The liberal mayor who winds up calling in the national guard (who’s pressured to call in the guard), Woody Harrelson’s policeman, who’s more interested in his wife’s pregancy than in beating up protesters AND who has the common sense to ask for a few says off because he KNOWS he’s a ticking time bomb, and of course the media, all of them are caught up in powerful forces they have NO understanding of (as opposed to the activists who have some understanding of it). The message is pretty clear. A wealthy northern (and fairly progressive) city like Seattle has to turn itself into a police state BECAUSE capitalism demands it. Imagine what happens in poorer cities in the global south. Think about how the national conventions of both major political parties DEMAND a police state in (once again relatively progressive) places like Minneapolis, Denver, and NYC).
When Woody Harrelson’s cop winds up hunting a protester in a church like a predator and the staff at the church do nothing to interfere with it, it’s clear that Townsend is saying that “nothing is sacred”, that the country is basically a fasicst police state.
What makes Seattle in 1999 important (as opposed to NYC in 2004) is that this was where the post Church Committee, post Watergate template was set. America would no longer act with restraint to defend capitalism against its own people. NYC in 2004 and Minneapolis in 2008 are just the continuation of it.

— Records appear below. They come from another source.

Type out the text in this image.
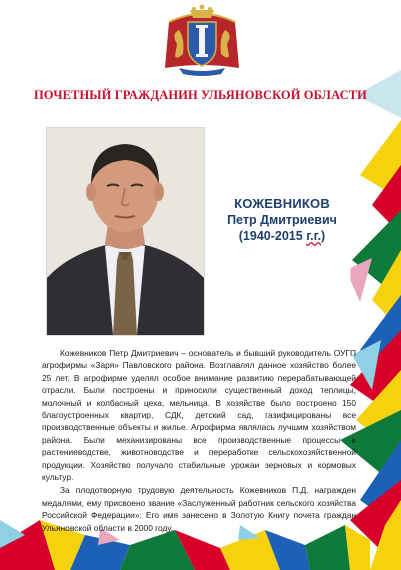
ПОЧЕТНЫЙ ГРАЖДАНИН УЛЬЯНОВСКОЙ ОБЛАСТИ
КОЖЕВНИКОВ
Петр Дмитриевич
(1940-2015 г.г.)

Кожевников Петр Дмитриевич – основатель и бывший руководитель ОУГП агрофирмы «Заря» Павловского района. Возглавлял данное хозяйство более 25 лет. В агрофирме уделял особое внимание развитию перерабатывающей отрасли. Были построены и приносили существенный доход теплицы, молочный и колбасный цеха, мельница. В хозяйстве было построено 150 благоустроенных квартир, СДК, детский сад, газифицированы все производственные объекты и жилье. Агрофирма являлась лучшим хозяйством района. Были механизированы все производственные процессы в растениеводстве, животноводстве и переработке сельскохозяйственной продукции. Хозяйство получало стабильные урожаи зерновых и кормовых культур.

За плодотворную трудовую деятельность Кожевников П.Д. награжден медалями, ему присвоено звание «Заслуженный работник сельского хозяйства Российской Федерации». Его имя занесено в Золотую Книгу почета граждан Ульяновской области в 2000 году.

The real hero of this movie, interestingly enough, isn’t Michelle Rodriguez’s anarchist. It’s Connie Nielson’s TV news fembot. Unlike Harrelson’s cop she knows that she’s at a turning point and she has to make a decision, give up her privilaged position in society or be complicit in repression. And she makes the right choice.
Iris said
I might be wrong, but the feeling I get when I see this event made into a hollywood movie is that it is being made ‘history’; like it loses immediacy. I feel like the realm of the corporate Media removes events and politics from popular interpretation and sets it ‘Out There’. There is a real partition between corporate media and the masses–we don’t have access and don’t really produce our own meaning. The internet has changed this of course.
It connects into some thoughts I’ve been having about producing creative media and putting out good analyses–something anarchists are pretty good at (the popular press part).

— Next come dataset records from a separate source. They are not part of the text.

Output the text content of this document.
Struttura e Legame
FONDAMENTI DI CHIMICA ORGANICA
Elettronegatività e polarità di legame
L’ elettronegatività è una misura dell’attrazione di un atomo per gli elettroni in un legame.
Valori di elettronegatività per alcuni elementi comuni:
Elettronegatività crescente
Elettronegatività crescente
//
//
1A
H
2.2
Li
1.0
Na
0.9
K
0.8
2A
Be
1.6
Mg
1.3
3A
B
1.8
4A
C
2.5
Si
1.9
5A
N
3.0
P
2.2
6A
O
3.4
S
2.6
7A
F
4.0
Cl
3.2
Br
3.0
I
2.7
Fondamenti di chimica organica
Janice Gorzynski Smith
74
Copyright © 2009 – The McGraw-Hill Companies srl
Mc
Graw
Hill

Also, I say this with out knowing much about who funded, produced and distro’d this film.
Stanley W. Rogouski said
I might be wrong, but the feeling I get when I see this event made into a hollywood movie is that it is being made ‘history’; like it loses immediacy
That is ASBSOLUTELY how the reviews in the corporate press are spinning it.
In the Star Ledger (the big paper in north Jersey)
Yes, “the people / united / will never be defeated,” and all that. But his heroes’ impassioned speeches about endangered turtles and mighty redwoods don’t seem quite so vital now. And while outsourcing continues to be a problem (although not for the Third World countries gaining those jobs), it’s nothing the film explicitly explores.
These protestors were willing to stand and be counted — and, often, beaten — for a point. But for all its speeches and scary graphics, Townsend’s script fails to make it clear why we should care today.
J. Hoberman in the Village Voice:
Flapping like a scarecrow in the wind, Battle in Seattle is too frantic to make more than a transitory impression, yet too responsibly hackneyed in its characterizations to achieve pure tabloid hysteria. In that sense, it’s true to the actual event. The impression that the movie leaves is less what the French activist Yves Frémion termed an “orgasm of history” than a hiccup. The world held its breath and moved on.